The strategy I've taken for the moment is to markup all routines as sequential and to markup a huge loop over hydro cells that calls the initial sequential routine bdf_advance
. The markup looks like this:
!$acc parallel loop gang vector present(dens, temp, eos_cp, eos_dhdX, &
!$acc Xin, Xout, rho_omegadot, rho_Hnuc, ebin, ts) &
!$acc private(ierr, y, y0, y1) reduction(+:ierr_tot)
do i = 1, npt
! ...
call bdf_advance(ts(i), NEQ, bdf_npt, y0, t0, y1, t1, &
DT0, RESET, REUSE, ierr, .true.)
! ...
end do
Here we tell the compiler we want this loop to be run in parallel on the GPU. The gang
and vector
options represent the heirarchy of parallelism we want to use on the GPU. To understand this, it's helpful to take a look at the card:
Here's a zoom-in on an SMX unit:
There is a rough correlation between the heirarchy of parallelism on the hardware and that exposed in the OpenACC standard. My understanding is it's not necessarily rigidly followed by compilers if they think they can be clever, but it's helpful for thinking about how your code is being run.
gang
parallelism is across SMX units, of which the K20x's have 14 active. For initial development, I do not recommend trying to think of what's called worker
parallelism. This is parallelism over the warp schedulers in an SMX. Rather, initially I prefer to focus on vector
parallelism, which is parallelism over the CUDA cores in an SMX if you don't use worker
parallelism and over the CUDA cores in a warp if you do.

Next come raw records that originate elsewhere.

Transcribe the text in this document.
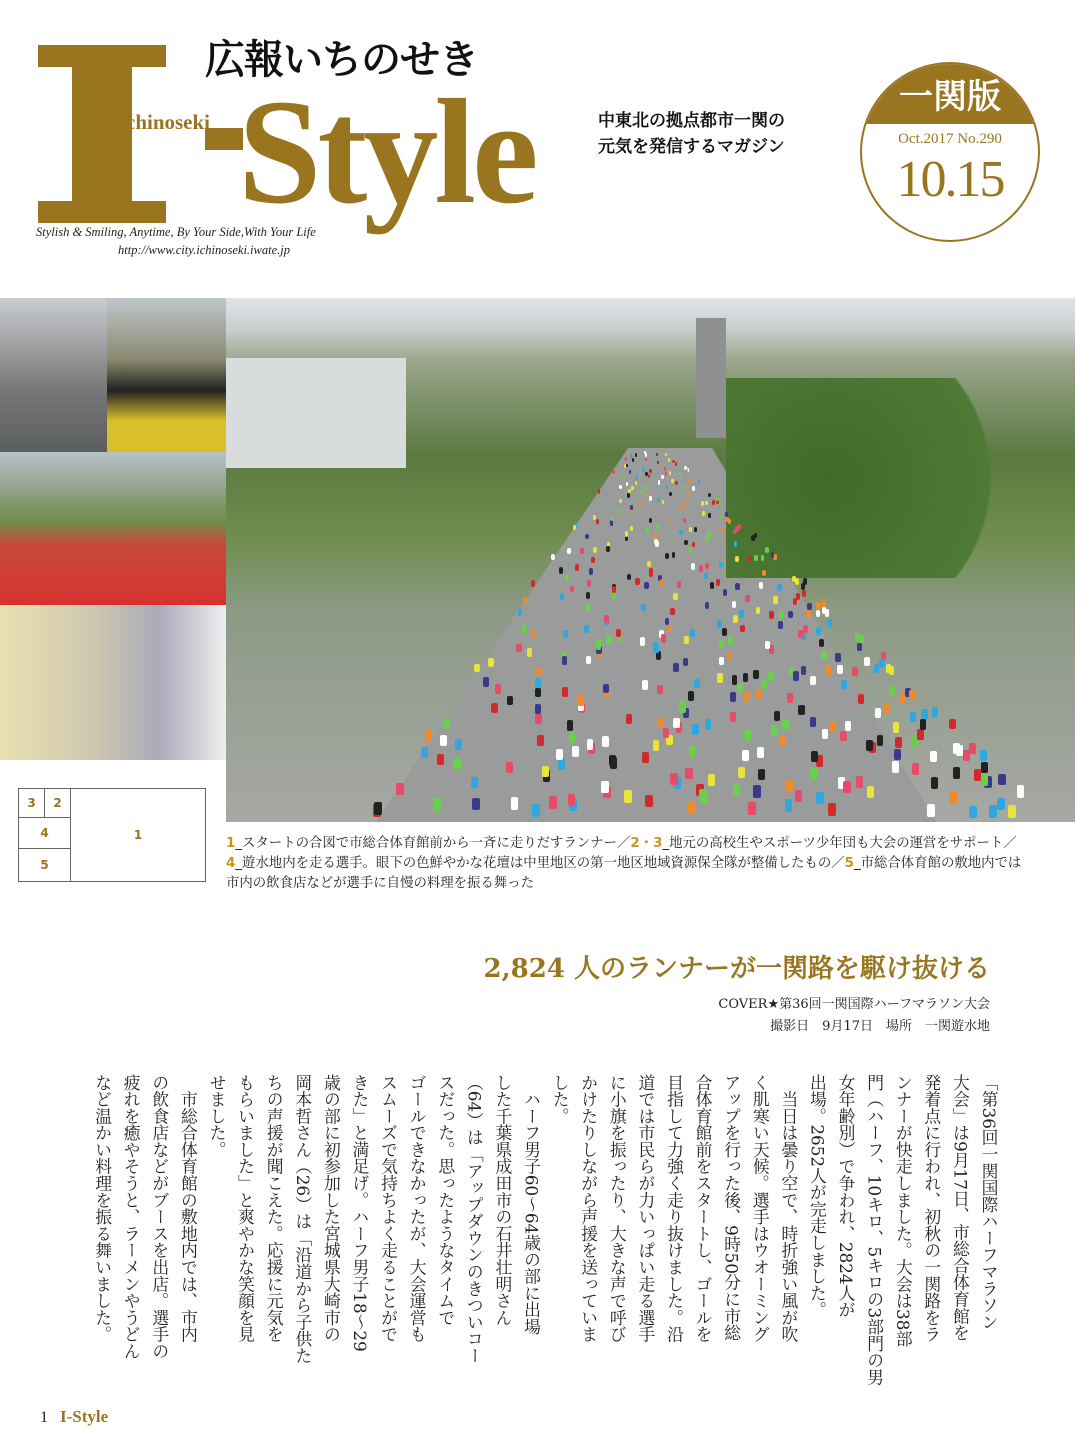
Style
chinoseki
広報いちのせき
Stylish & Smiling, Anytime, By Your Side,With Your Life
http://www.city.ichinoseki.iwate.jp
中東北の拠点都市一関の
元気を発信するマガジン
一関版
Oct.2017 No.290
10.15
3	2
4
5
1
1_スタートの合図で市総合体育館前から一斉に走りだすランナー／2・3_地元の高校生やスポーツ少年団も大会の運営をサポート／4_遊水地内を走る選手。眼下の色鮮やかな花壇は中里地区の第一地区地域資源保全隊が整備したもの／5_市総合体育館の敷地内では市内の飲食店などが選手に自慢の料理を振る舞った
2,824 人のランナーが一関路を駆け抜ける
COVER★第36回一関国際ハーフマラソン大会
撮影日　9月17日　場所　一関遊水地
「第36回一関国際ハーフマラソン
大会」は9月17日、市総合体育館を
発着点に行われ、初秋の一関路をラ
ンナーが快走しました。大会は38部
門（ハーフ、10キロ、5キロの3部門の男
女年齢別）で争われ、2824人が
出場。2652人が完走しました。
　当日は曇り空で、時折強い風が吹
く肌寒い天候。選手はウオーミング
アップを行った後、9時50分に市総
合体育館前をスタートし、ゴールを
目指して力強く走り抜けました。沿
道では市民らが力いっぱい走る選手
に小旗を振ったり、大きな声で呼び
かけたりしながら声援を送っていま
した。
　ハーフ男子60～64歳の部に出場
した千葉県成田市の石井壮明さん
（64）は「アップダウンのきついコー
スだった。思ったようなタイムで
ゴールできなかったが、大会運営も
スムーズで気持ちよく走ることがで
きた」と満足げ。ハーフ男子18～29
歳の部に初参加した宮城県大崎市の
岡本哲さん（26）は「沿道から子供た
ちの声援が聞こえた。応援に元気を
もらいました」と爽やかな笑顔を見
せました。
　市総合体育館の敷地内では、市内
の飲食店などがブースを出店。選手の
疲れを癒やそうと、ラーメンやうどん
など温かい料理を振る舞いました。
1 I-Style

Thus, in the loop I showed above, we parallelize over the SMX's and the CUDA cores within each SMX by giving the loop directive gang
and vector
options.
Note that our directive also includes data statements present
and private
:
!$acc parallel loop gang vector present(dens, temp, eos_cp, eos_dhdX, &
!$acc Xin, Xout, rho_omegadot, rho_Hnuc, ebin, ts) &
!$acc private(ierr, y, y0, y1) reduction(+:ierr_tot)
do i = 1, npt
! ...
call bdf_advance(ts(i), NEQ, bdf_npt, y0, t0, y1, t1, &
DT0, RESET, REUSE, ierr, .true.)
! ...
end do
present
tells the compiler that the listed data is already present on the GPU, while private
tells the compiler that each thread on the GPU should have its own copy of the listed data. We also see a reduction
, which will sum up the value of ierr
from all cores and return the summed up value to the host/CPU.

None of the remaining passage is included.